The UK Gambling Commission, which is responsible for industry supervision in Great Britain, released statistics on participation and problem gambling for the year to September 2021, which showed that the overall problem gambling rate was statistically stable at 0.4% (year to June 2021) and that the moderate risk rate had decreased significantly to 0.7% (year to June 2021) compared to 1.4% in the year to June 2020.
Importantly, gambling data from the Gambling Commission incorporates online poker, as well as other casino style games and in-play betting which form part of the regulated industry in Great Britain. At least on this metric, it seems to rebut the catastrophizing that some gambling researchers and pundits contribute to the discourse on legalizing online poker in Australia.
The NSW Government forecasts AU$2.8 billion (US$2.1 billion) in gambling and betting taxation revenue for 2021-22, escalating to AU$3.1 billion (US$2.3 billion) in 2023-24, and as much as casinos draw periods of insatiable media and sometimes community attention, they constitute a modest portion of the revenue pie. They also principally meet the substantial contributions towards the NSW Responsible Gambling Fund.
But this is about revenue foregone – revenue leaked to offshore jurisdictions under the extant prohibition that could have contributed to Australian state or territory public revenue and supported economic and social outcomes for communities, as well as created jobs and commercial opportunities for business. Moreover, to the extent that online poker participation contributes to gambling harm, under current arrangements the associated costs are not being defrayed by offshore operators but are subsidized by existing domestic operators within extant resources.
I think it is uncontroversial to state that behind the curt media grabs, the efficacy of prohibition is largely illusory, and such policy often creates or exacerbates unintended policy issues and adverse consequences. Demand doesn’t simply disappear and the marvel of human nature means consumption continues, albeit through creative, circuitous and unlawful routes.
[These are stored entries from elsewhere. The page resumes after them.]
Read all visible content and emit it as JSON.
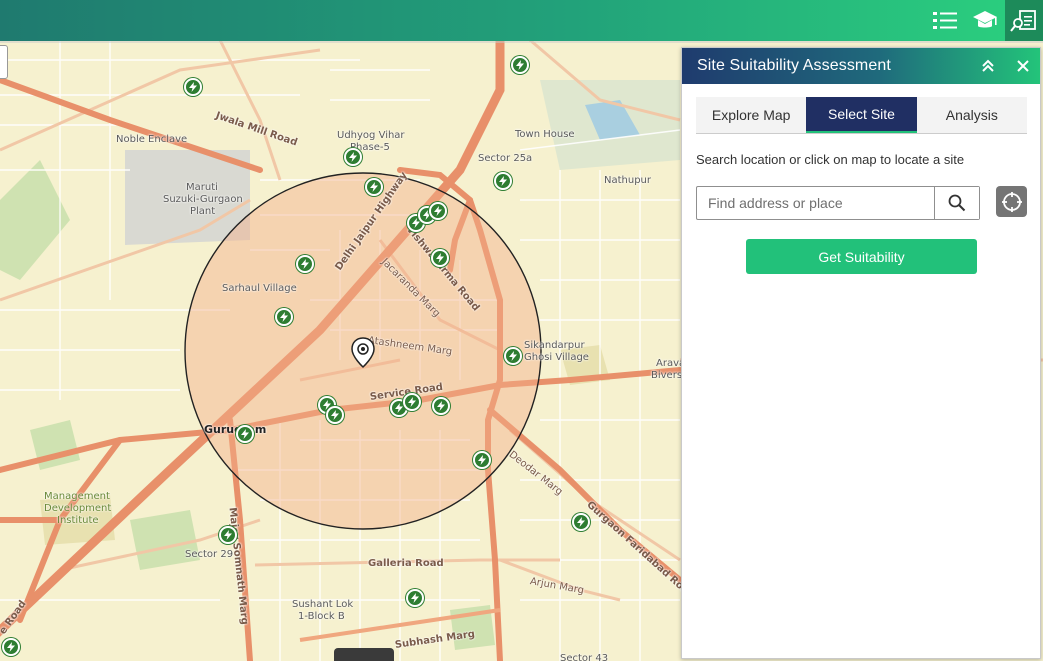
{
  "toolbar": {
    "buttons": [
      {
        "icon": "list-icon"
      },
      {
        "icon": "graduation-cap-icon"
      },
      {
        "icon": "site-report-icon",
        "active": true
      }
    ]
  },
  "panel": {
    "title": "Site Suitability Assessment",
    "tabs": [
      {
        "label": "Explore Map",
        "active": false
      },
      {
        "label": "Select Site",
        "active": true
      },
      {
        "label": "Analysis",
        "active": false
      }
    ],
    "hint": "Search location or click on map to locate a site",
    "search": {
      "placeholder": "Find address or place",
      "value": ""
    },
    "suitability_button": "Get Suitability"
  },
  "map": {
    "labels": {
      "noble_enclave": "Noble Enclave",
      "maruti": "Maruti",
      "maruti2": "Suzuki-Gurgaon",
      "maruti3": "Plant",
      "udhyog1": "Udhyog Vihar",
      "udhyog2": "Phase-5",
      "town_house": "Town House",
      "sector25a": "Sector 25a",
      "nathupur": "Nathupur",
      "sarhaul": "Sarhaul Village",
      "sikandarpur1": "Sikandarpur",
      "sikandarpur2": "Ghosi Village",
      "arava1": "Arava",
      "arava2": "Bivers",
      "gurugram": "Gurugram",
      "mdi1": "Management",
      "mdi2": "Development",
      "mdi3": "Institute",
      "sector29": "Sector 29",
      "sushant1": "Sushant Lok",
      "sushant2": "1-Block B",
      "sector43": "Sector 43"
    },
    "roads": {
      "jwala": "Jwala Mill Road",
      "delhi_jaipur": "Delhi Jaipur Highway",
      "vishwakarma": "Vishwakarma Road",
      "jacaranda": "Jacaranda Marg",
      "atashneem": "Atashneem Marg",
      "service": "Service Road",
      "deodar": "Deodar Marg",
      "gurgaon_faridabad": "Gurgaon Faridabad Road",
      "galleria": "Galleria Road",
      "arjun": "Arjun Marg",
      "major_somnath": "Major Somnath Marg",
      "subhash": "Subhash Marg",
      "e_road": "e Road"
    },
    "colors": {
      "base": "#f6f1cf",
      "arterial": "#e8906a",
      "buffer_fill": "#f4b08a",
      "charging_poi": "#2e7d32"
    },
    "charging_station_icon": "lightning-icon",
    "site_marker_icon": "location-pin-icon"
  }
}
Notwithstanding these difficulties, prohibition may be justified to respond to the most severe risks or curb the most offensive behavior. I am just not sure online poker meets this threshold.
The sensible alternative is of course regulation. A regulated industry would provide entertainment and recreation for interested players, as well as service the cohort of professional online poker players. Consumer protections and responsible gambling provisions – either unavailable or possibly unreliable under current arrangements – would be key features of a domestic regulated industry.
Oversight from a modern and capable regulator would supervise and audit player safety, system integrity, AML requirements and revenue assurance, and industry would contribute to preventing and minimizing gambling harm through responsible gambling levies and other initiatives.
It’s policy idleness writ large to bundle online poker with all other casino style games and considering the liberalization of gambling generally in Australian states and territories, the treatment of online poker under the Interactive Gambling Act seems a difficult and troubling contrast.